Week 4: Package it like a product person

Write the PRD, but make it earned. Add screenshots, assumptions, user quotes, metrics, GTM plan, risks, and what you would do next. Publish it as a portfolio case study. That is how you turn fear into proof.

The Skills That Now Compound

Product builders are not just people who know more tools. They are people whose judgement improves because the tools let them touch more of the product system. These are the skills I would bet on:

The important part is not learning all of this at once. The important part is choosing one weak edge and strengthening it every month.

The African PM Opportunity

This shift is especially important for product managers in Nigeria and across Africa. Many teams here are smaller, messier, and more resource-constrained than the case studies we borrow from Silicon Valley. In those environments, a PM who waits for perfect structure will wait forever.

The product builder posture fits the reality better. You may need to validate a WhatsApp workflow before design has capacity. You may need to understand payment failures before engineering can prioritise the bug. You may need to prototype a merchant dashboard, test a signup funnel, explain a regulatory constraint, and prepare a sales enablement deck in the same week.

That is not glamorous. That is the job becoming honest.

What This Means For Learning Product

It means product education has to change. A product course that only teaches personas, roadmaps, and user stories is no longer enough. Those things matter, but they are table stakes. The next generation of PM education needs to include APIs, analytics, AI prototyping, GTM strategy, release thinking, technical architecture, experimentation, governance, and the craft of making decisions under uncertainty.

That is why I keep pushing the AI PM Intensive toward a product builder curriculum. Each day should become a chapter. Each chapter should tell a story. A launch that worked. A product that failed. An engineering constraint that changed the roadmap. A GTM decision that looked smart in the deck and collapsed in the market. A metric that exposed the truth nobody wanted to hear.

People do not become product builders by memorising frameworks.

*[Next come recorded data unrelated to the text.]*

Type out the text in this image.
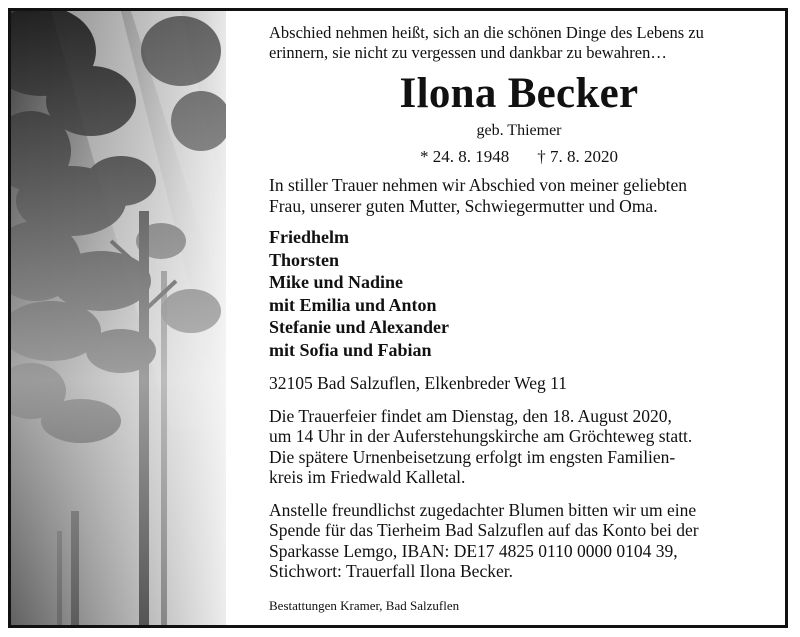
Abschied nehmen heißt, sich an die schönen Dinge des Lebens zu
erinnern, sie nicht zu vergessen und dankbar zu bewahren…

Ilona Becker

geb. Thiemer

* 24. 8. 1948 † 7. 8. 2020

In stiller Trauer nehmen wir Abschied von meiner geliebten
Frau, unserer guten Mutter, Schwiegermutter und Oma.

Friedhelm
Thorsten
Mike und Nadine
mit Emilia und Anton
Stefanie und Alexander
mit Sofia und Fabian

32105 Bad Salzuflen, Elkenbreder Weg 11

Die Trauerfeier findet am Dienstag, den 18. August 2020,
um 14 Uhr in der Auferstehungskirche am Gröchteweg statt.
Die spätere Urnenbeisetzung erfolgt im engsten Familien-
kreis im Friedwald Kalletal.

Anstelle freundlichst zugedachter Blumen bitten wir um eine
Spende für das Tierheim Bad Salzuflen auf das Konto bei der
Sparkasse Lemgo, IBAN: DE17 4825 0110 0000 0104 39,
Stichwort: Trauerfall Ilona Becker.

Bestattungen Kramer, Bad Salzuflen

They become product builders by repeatedly learning how reality punishes lazy thinking.

The New PM Standard

The future PM is still a strategist. Still a communicator. Still a customer advocate. Still a person who makes sense of ambiguity. But the future PM is also expected to build enough to learn, test enough to challenge assumptions, and understand enough technical detail to make better tradeoffs.

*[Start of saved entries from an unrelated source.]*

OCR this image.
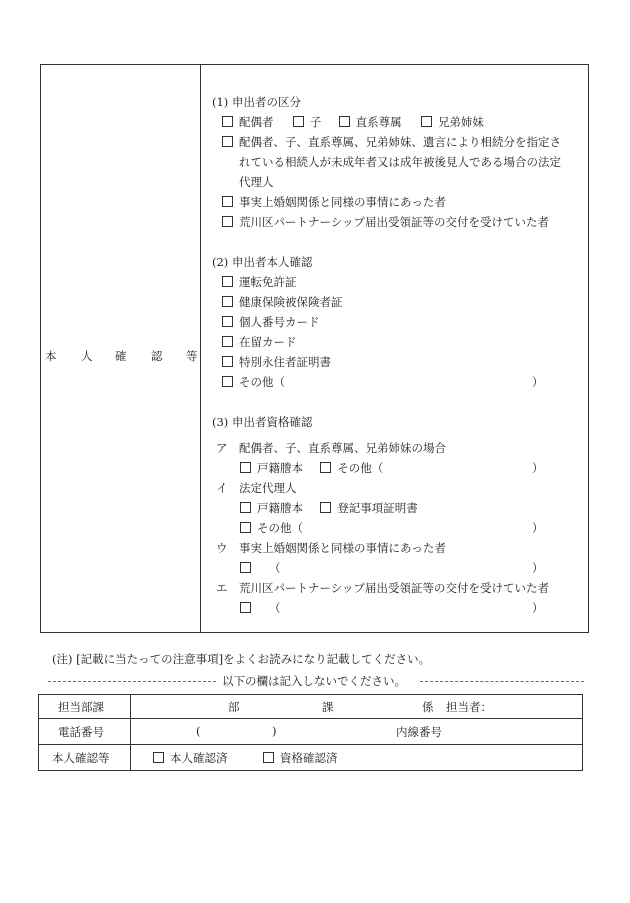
本 人 確 認 等
(1) 申出者の区分
配偶者	子	直系尊属	兄弟姉妹
配偶者、子、直系尊属、兄弟姉妹、遺言により相続分を指定さ
れている相続人が未成年者又は成年被後見人である場合の法定
代理人
事実上婚姻関係と同様の事情にあった者
荒川区パートナーシップ届出受領証等の交付を受けていた者
(2) 申出者本人確認
運転免許証
健康保険被保険者証
個人番号カード
在留カード
特別永住者証明書
その他（	）
(3) 申出者資格確認
ア 配偶者、子、直系尊属、兄弟姉妹の場合
戸籍謄本	その他（	）
イ 法定代理人
戸籍謄本	登記事項証明書
その他（	）
ウ 事実上婚姻関係と同様の事情にあった者
（	）
エ 荒川区パートナーシップ届出受領証等の交付を受けていた者
（	）
(注) [記載に当たっての注意事項]をよくお読みになり記載してください。
以下の欄は記入しないでください。
担当部課	部	課	係 担当者：
電話番号	(	)	内線番号
本人確認等	本人確認済	資格確認済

So no, product management is not over. It is being upgraded.

And if you are learning product now, that is the opportunity. Do not train for the PM job as it was described in 2018. Train for the product builder role that companies are quietly rewriting around AI, speed, and evidence.

The Role Is Evolving. Good.

The best product managers were always builders in spirit. AI is simply making the expectation visible. The title may change slowly across companies, but the capability shift is already here.

The next product manager does not just manage the product. The next product manager helps build the proof.